William Shoap Posted in Component Development 3 years ago

On the search page, how easy or hard is it to list a persons mutual friends count next to the “Add Friend” button and also on the profile page? Having this may encourage a person to add another person as a friend if they have enough friends in common.

Replies
us William Shoap Replied 3 years ago

A few seconds too me is too much lag. OSSN can’t be very scalable then under the current schema structure. I’m a professional data architect and data engineer and in my day job, I performance tune MSSQL server processes quite a lot. I have not worked with MySQL much but the principal s must be the same I would think.

us Rishi B Replied 3 years ago

I don't think you need a separate table unless your network has several thousand users. It depends a lot on what your host's database server can handle, though. Even with knowing server specs, it's difficult to get an idea of actual performance unless you do some testing. It probably won't create more than a few seconds of lag time unless you have several thousand users.

us William Shoap Replied 3 years ago

It seems that this solution is better of having its own indexed table. As friends are made or deleted, the table is upserted. Then the sql logic against the table, where the joins on on the indexes, would compare the friend lists of two people and count the intersections

Also, that table would have only a handful of columns; at least one for the user id and one for the friend user Id, a one to many relationship. Those two would be the primary key which would be an automatic index. Using a dedicated table takes to pressure of any core table.

Also, there needs to be an option in such a component to build or refresh this table at will. On install, the logic would need to run. But the admin should be able to refresh any time they want to.

us William Shoap Replied 3 years ago

Do you think it would be less intensive to just list the mutual friends on the profile page and would not create any noticeable lag?

us Rishi B Replied 3 years ago

the object I was referring to in my last post is that returned by ossn_logged_in_user() - it may have friend info in there, I don't remember offhand, it should be easy enough to check

us Rishi B Replied 3 years ago

there's also an object passed b/w pages that might be useful to check, it's called either $user or $Ossn. You should be able to find it in the source without much trouble. I believe that contains all of the currently logged in user's friends, but I may be mistaken.

us Rishi B Replied 3 years ago

the table to query would be ossn_relationships - what makes this difficult is that a friend relation is defined as having 2 rows in that table, so for example if user A is friends with user B, there are 2 entries - the first created (for example) when A sends a friendship request to B; the second is created when B accepts the request.

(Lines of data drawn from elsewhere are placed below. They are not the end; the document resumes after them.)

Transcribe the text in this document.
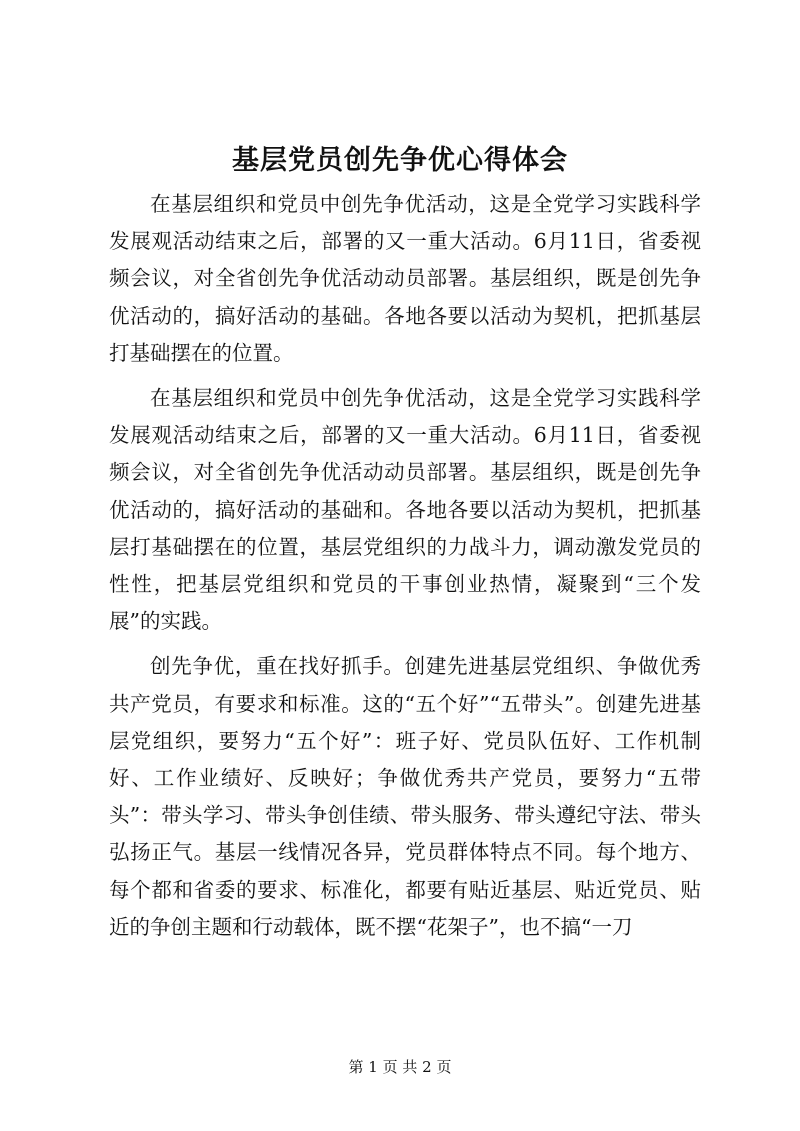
基层党员创先争优心得体会

在基层组织和党员中创先争优活动，这是全党学习实践科学发展观活动结束之后，部署的又一重大活动。6月11日，省委视频会议，对全省创先争优活动动员部署。基层组织，既是创先争优活动的，搞好活动的基础。各地各要以活动为契机，把抓基层打基础摆在的位置。

在基层组织和党员中创先争优活动，这是全党学习实践科学发展观活动结束之后，部署的又一重大活动。6月11日，省委视频会议，对全省创先争优活动动员部署。基层组织，既是创先争优活动的，搞好活动的基础和。各地各要以活动为契机，把抓基层打基础摆在的位置，基层党组织的力战斗力，调动激发党员的性性，把基层党组织和党员的干事创业热情，凝聚到“三个发展”的实践。

创先争优，重在找好抓手。创建先进基层党组织、争做优秀共产党员，有要求和标准。这的“五个好”“五带头”。创建先进基层党组织，要努力“五个好”：班子好、党员队伍好、工作机制好、工作业绩好、反映好；争做优秀共产党员，要努力“五带头”：带头学习、带头争创佳绩、带头服务、带头遵纪守法、带头弘扬正气。基层一线情况各异，党员群体特点不同。每个地方、每个都和省委的要求、标准化，都要有贴近基层、贴近党员、贴近的争创主题和行动载体，既不摆“花架子”，也不搞“一刀

第 1 页 共 2 页
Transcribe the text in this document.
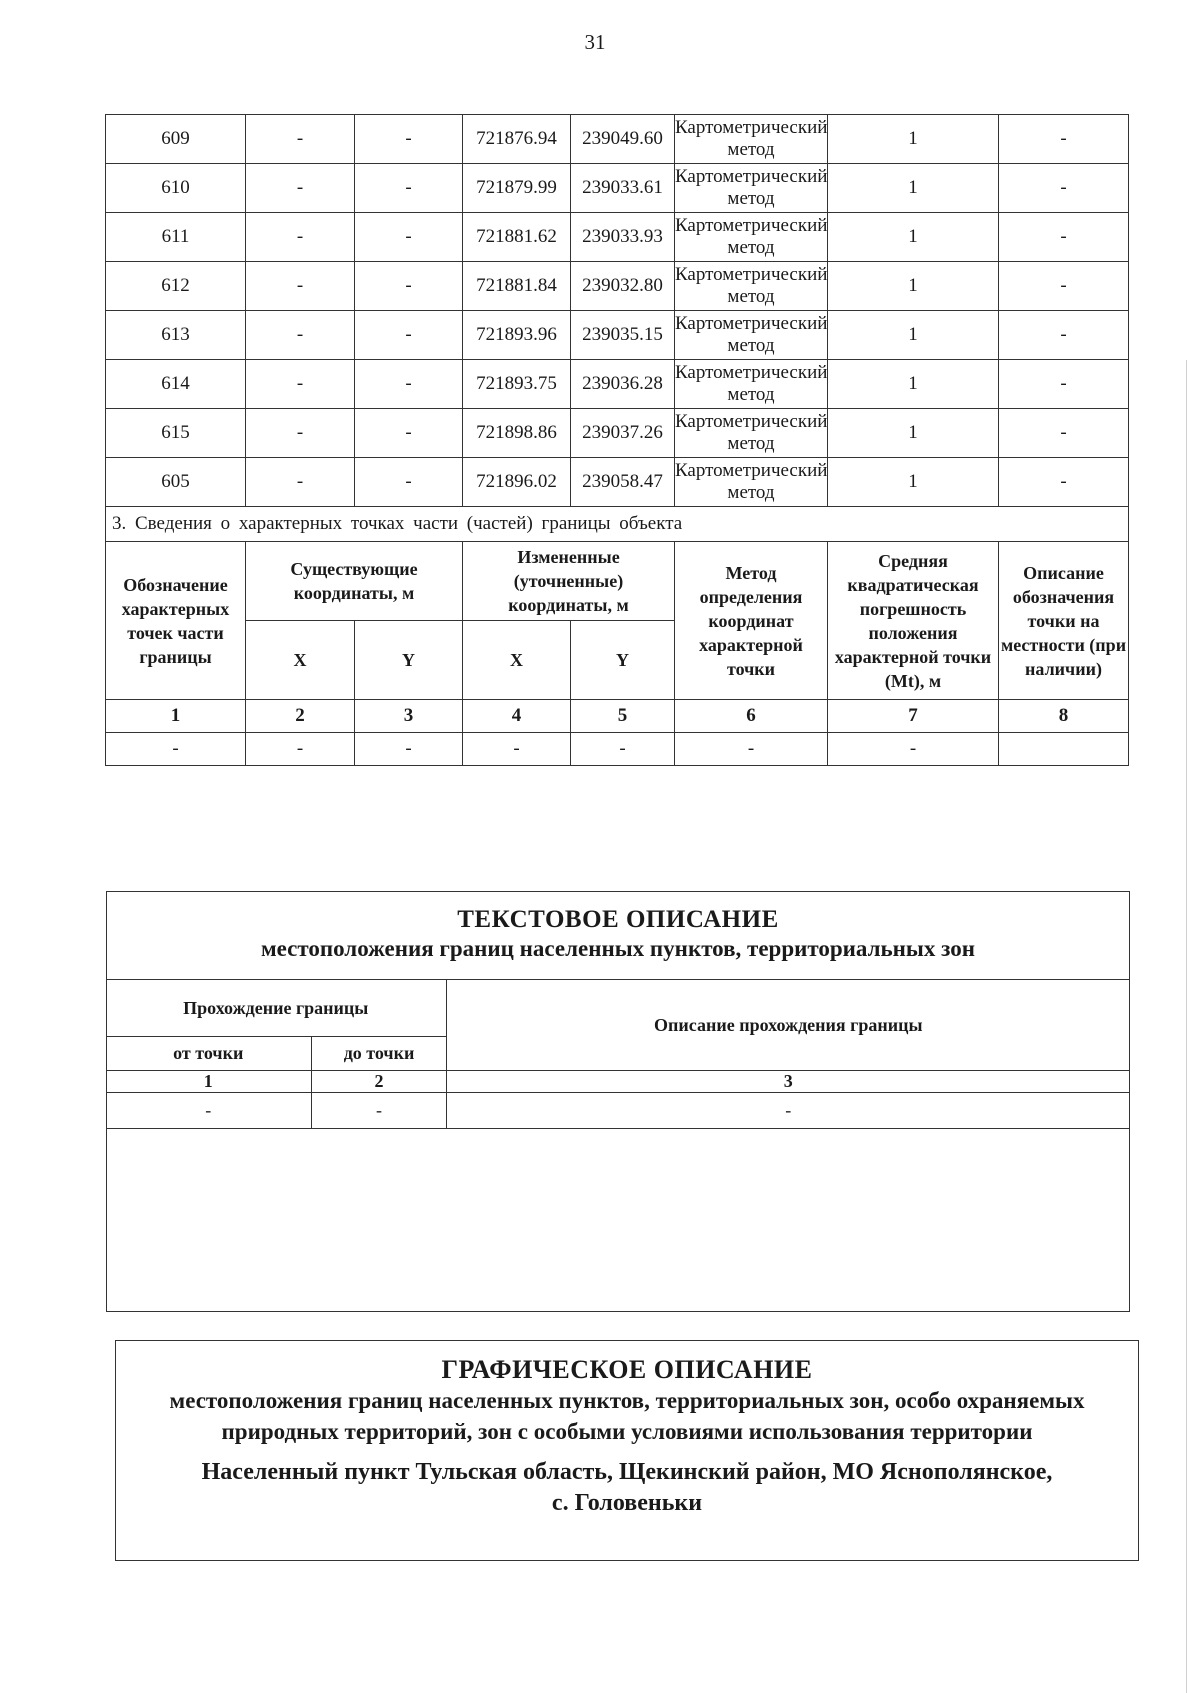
31
609	-	-	721876.94	239049.60	Картометрический метод	1	-
610	-	-	721879.99	239033.61	Картометрический метод	1	-
611	-	-	721881.62	239033.93	Картометрический метод	1	-
612	-	-	721881.84	239032.80	Картометрический метод	1	-
613	-	-	721893.96	239035.15	Картометрический метод	1	-
614	-	-	721893.75	239036.28	Картометрический метод	1	-
615	-	-	721898.86	239037.26	Картометрический метод	1	-
605	-	-	721896.02	239058.47	Картометрический метод	1	-
3. Сведения о характерных точках части (частей) границы объекта							
Обозначение характерных точек части границы	Существующие координаты, м		Измененные (уточненные) координаты, м		Метод определения координат характерной точки	Средняя квадратическая погрешность положения характерной точки (Mt), м	Описание обозначения точки на местности (при наличии)
	X	Y	X	Y			
1	2	3	4	5	6	7	8
-	-	-	-	-	-	-	
ТЕКСТОВОЕ ОПИСАНИЕ
местоположения границ населенных пунктов, территориальных зон
Прохождение границы		Описание прохождения границы
от точки	до точки	
1	2	3
-	-	-
ГРАФИЧЕСКОЕ ОПИСАНИЕ
местоположения границ населенных пунктов, территориальных зон, особо охраняемых природных территорий, зон с особыми условиями использования территории
Населенный пункт Тульская область, Щекинский район, МО Яснополянское,
с. Головеньки
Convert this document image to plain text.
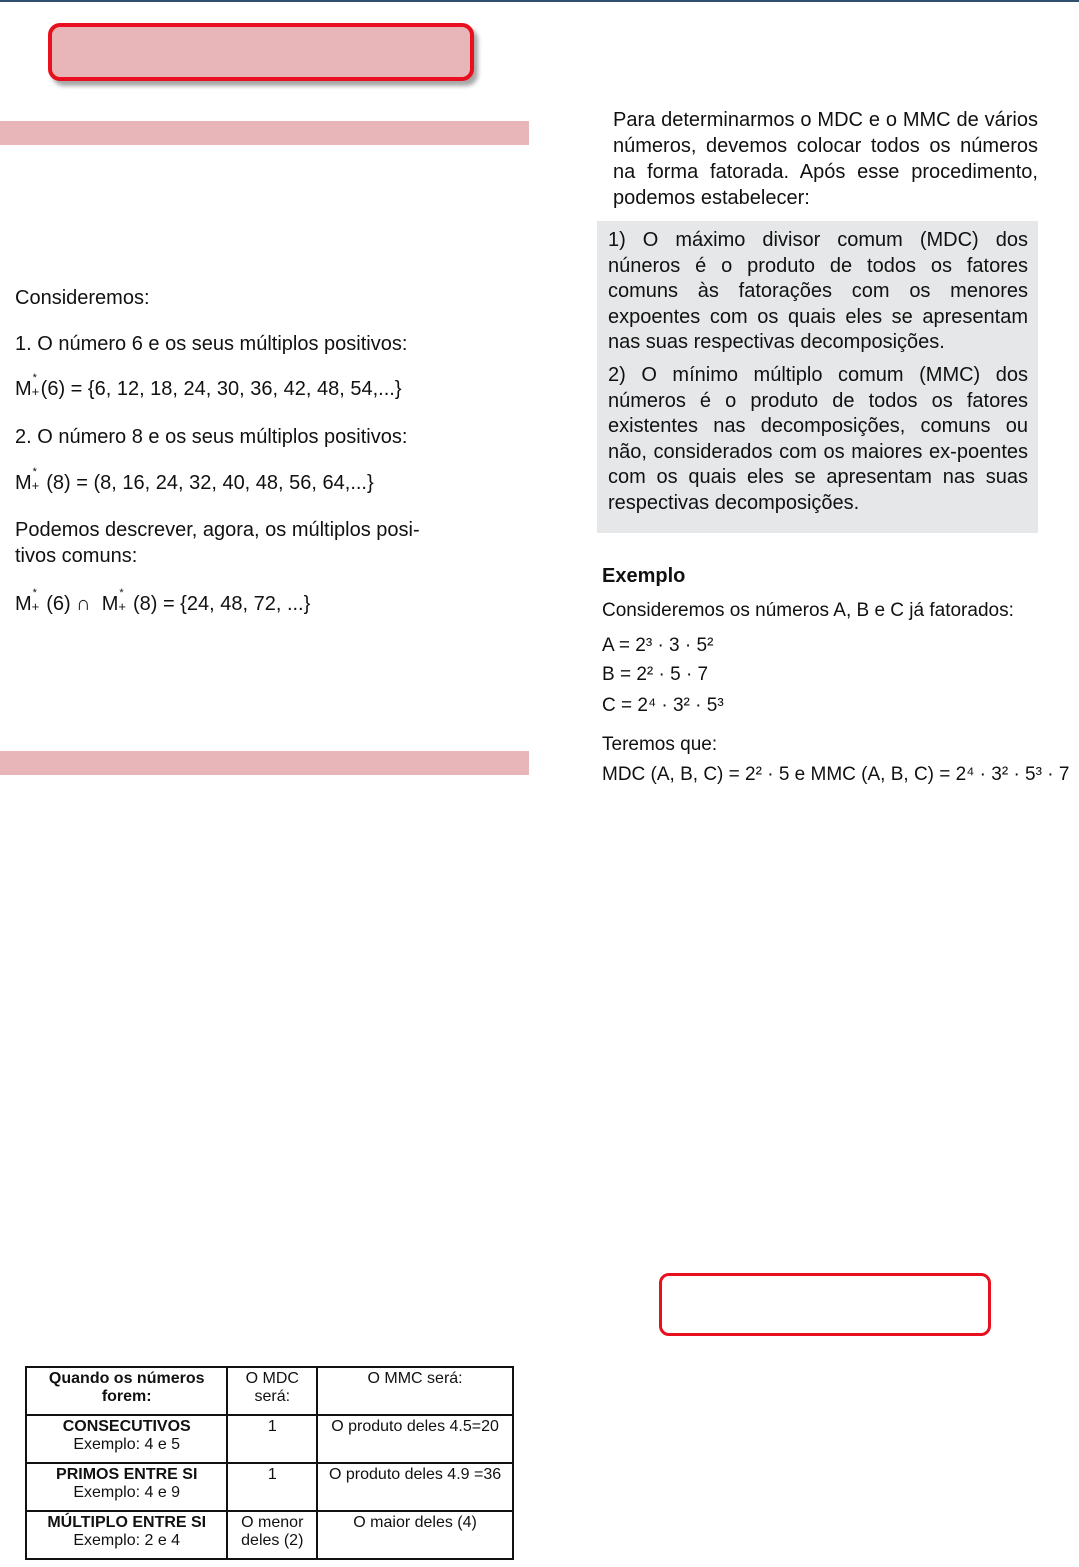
Consideremos:
1. O número 6 e os seus múltiplos positivos:
M *
+ (6) = {6, 12, 18, 24, 30, 36, 42, 48, 54,...}
2. O número 8 e os seus múltiplos positivos:
M *
+ (8) = (8, 16, 24, 32, 40, 48, 56, 64,...}
Podemos descrever, agora, os múltiplos posi-
tivos comuns:
M *
+ (6) ∩  M *
+ (8) = {24, 48, 72, ...}
Para determinarmos o MDC e o MMC de vários números, devemos colocar todos os números na forma fatorada. Após esse procedimento, podemos estabelecer:

1) O máximo divisor comum (MDC) dos núneros é o produto de todos os fatores comuns às fatorações com os menores expoentes com os quais eles se apresentam nas suas respectivas decomposições.

2) O mínimo múltiplo comum (MMC) dos números é o produto de todos os fatores existentes nas decomposições, comuns ou não, considerados com os maiores ex-poentes com os quais eles se apresentam nas suas respectivas decomposições.

Exemplo
Consideremos os números A, B e C já fatorados:
A = 2³ · 3 · 5²
B = 2² · 5 · 7
C = 2⁴ · 3² · 5³
Teremos que:
MDC (A, B, C) = 2² · 5 e MMC (A, B, C) = 2⁴ · 3² · 5³ · 7
Quando os números forem:	O MDC será:	O MMC será:

CONSECUTIVOS
Exemplo: 4 e 5	1	O produto deles 4.5=20

PRIMOS ENTRE SI
Exemplo: 4 e 9	1	O produto deles 4.9 =36

MÚLTIPLO ENTRE SI
Exemplo: 2 e 4	O menor deles (2)	O maior deles (4)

so lets assume A and B are now friends. When A views B's profile, you want to show up to 10 users that are friends with both A and B. I'm pretty sure the restriction of up to 10 isn't going to make much, if any difference. You're still going to need to query ossn_relationships in the same way.

us William Shoap Replied 3 years ago

If we are going by the People list we would only calculate the number for 10 people at a time. Do you know if the underlying tables have gotten indexed to handle such a query?

us Rishi B Replied 3 years ago

one potential issue I see is that it would be rather database intensive, unless there's a simpler way to write a query for it that i'm missing... if your network has, for example, 10k users, that query for mutual friends is likely to slow things down considerably. if we're just talking about a relatively small network though, it shouldn't be an issue.

us Philip Lozier Replied 3 years ago

@William Shoap ... he's doing custom ($$$) work. I have him working on something for me. I will likely have him do some mutual friend stuff later down the line for me, but his e-mail is on his profile page.